In Whittier, the homeless population this year totaled 89, down from 219 in 2023.
Downey’s homeless population dropped from 119 people last year to 82 in 2024, Signal Hill dropped from 43 people in 2023 to 34 this year, and Montebello dropped from 225 people last year to 160 people in 2024.
The results for the other seven SPA cities in 2024 are as follows:
Bell Gardens: Increases from 20 in 2023 to 44 in 2024. Bellflower: Increases from 128 in 2023 to 202 in 2024. Cerritos: Increases from 41 in 2023 to 47 in 2024. Commerce: Increases from 41 in 2023 to 48 in 2024. Kudahai: Increases from 16 in 2023 to 21 in 2024. Hawaiian Gardens: Increases from 10 in 2023 to 14 in 2024. Lakewood: Increases from 27 in 2023 to 36 in 2024. La Mirada: Increases from 18 in 2023 to 25 in 2024. Maywood: Increases from 16 in 2024 to 24 in 2024 Southgate: Increases from 112 in 2023 to 135 in 2024.
But while LAHSA’s 2024 homeless count revealed a mix of increases and decreases across the Greater Long Beach and Southeast Los Angeles region, officials said this year’s results show the region is moving in the right direction.
“For the first time in years, we are seeing fewer people sleeping on the streets and more people in shelters,” Los Angeles County Board of Supervisors Chair Janice Hahn said in a social media post Friday.
Hahn represents the county’s 4th District, which includes Torrance, San Pedro, Harbor City, Bellflower, Downey, Long Beach and many other communities in the area.
LAHSA and numerous other local and regional governments have been working in recent years to improve their approach to homelessness.

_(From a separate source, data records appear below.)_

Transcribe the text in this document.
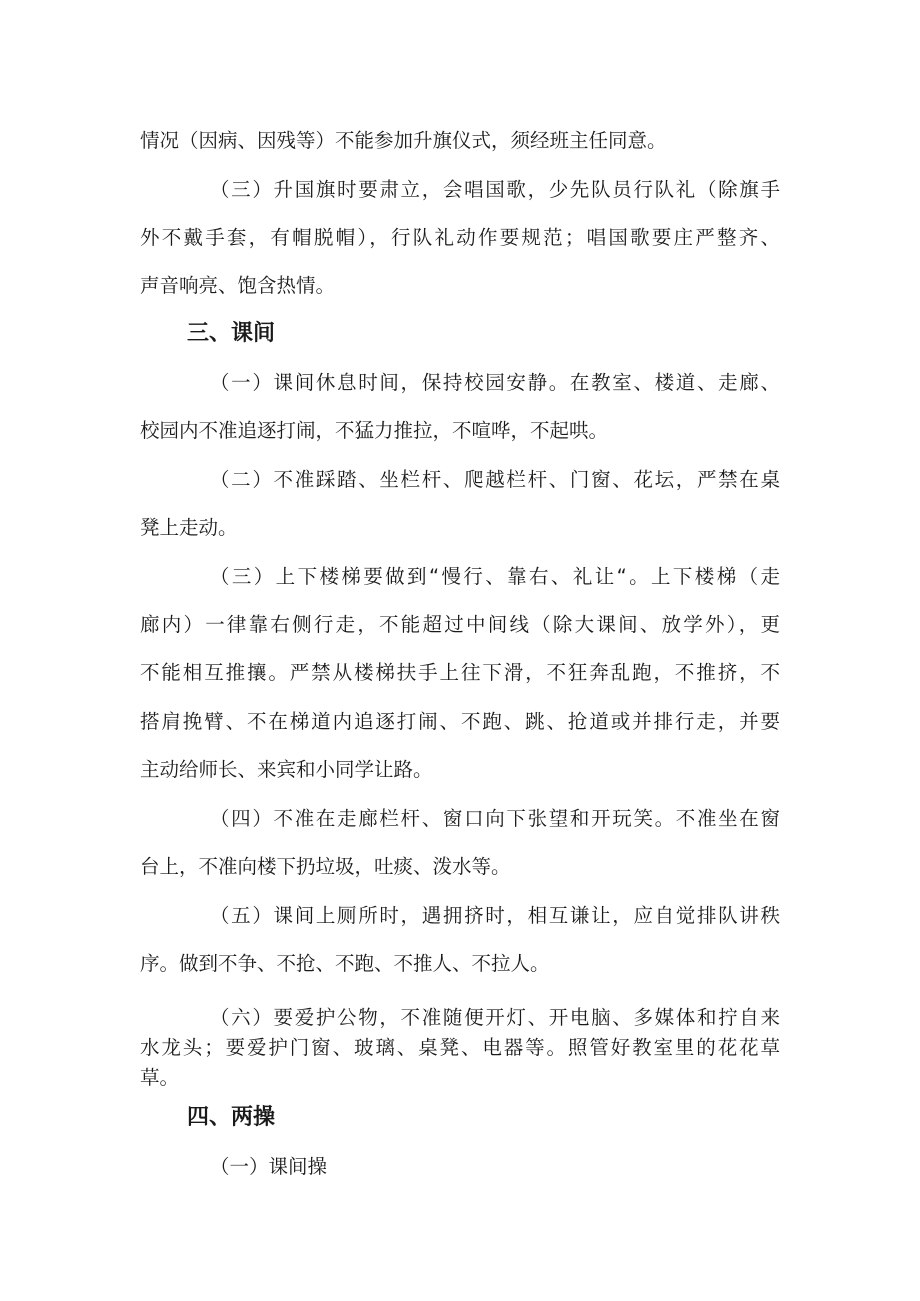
情况（因病、因残等）不能参加升旗仪式，须经班主任同意。

（三）升国旗时要肃立，会唱国歌，少先队员行队礼（除旗手

外不戴手套，有帽脱帽），行队礼动作要规范；唱国歌要庄严整齐、

声音响亮、饱含热情。

三、课间

（一）课间休息时间，保持校园安静。在教室、楼道、走廊、

校园内不准追逐打闹，不猛力推拉，不喧哗，不起哄。

（二）不准踩踏、坐栏杆、爬越栏杆、门窗、花坛，严禁在桌

凳上走动。

（三）上下楼梯要做到“慢行、靠右、礼让“。上下楼梯（走

廊内）一律靠右侧行走，不能超过中间线（除大课间、放学外），更

不能相互推攘。严禁从楼梯扶手上往下滑，不狂奔乱跑，不推挤，不

搭肩挽臂、不在梯道内追逐打闹、不跑、跳、抢道或并排行走，并要

主动给师长、来宾和小同学让路。

（四）不准在走廊栏杆、窗口向下张望和开玩笑。不准坐在窗

台上，不准向楼下扔垃圾，吐痰、泼水等。

（五）课间上厕所时，遇拥挤时，相互谦让，应自觉排队讲秩

序。做到不争、不抢、不跑、不推人、不拉人。

（六）要爱护公物，不准随便开灯、开电脑、多媒体和拧自来

水龙头；要爱护门窗、玻璃、桌凳、电器等。照管好教室里的花花草

草。

四、两操

（一）课间操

For example, Los Angeles’ Inside Safe program and Los Angeles County’s Pathway Home program have moved more than 3,500 people from encampments into transitional housing over the past 18 months.
But the county still faces several challenges: a lack of affordable housing across the region, rising costs of living, stagnant wages and a record number of evictions since the end of COVID-era tenant protections last year.
“We’ve been focusing on shelters and making good progress in our efforts to convince people to go into shelters,” Hahn said. “The next step is to build more permanent supportive housing and invest in long-term solutions to this crisis.”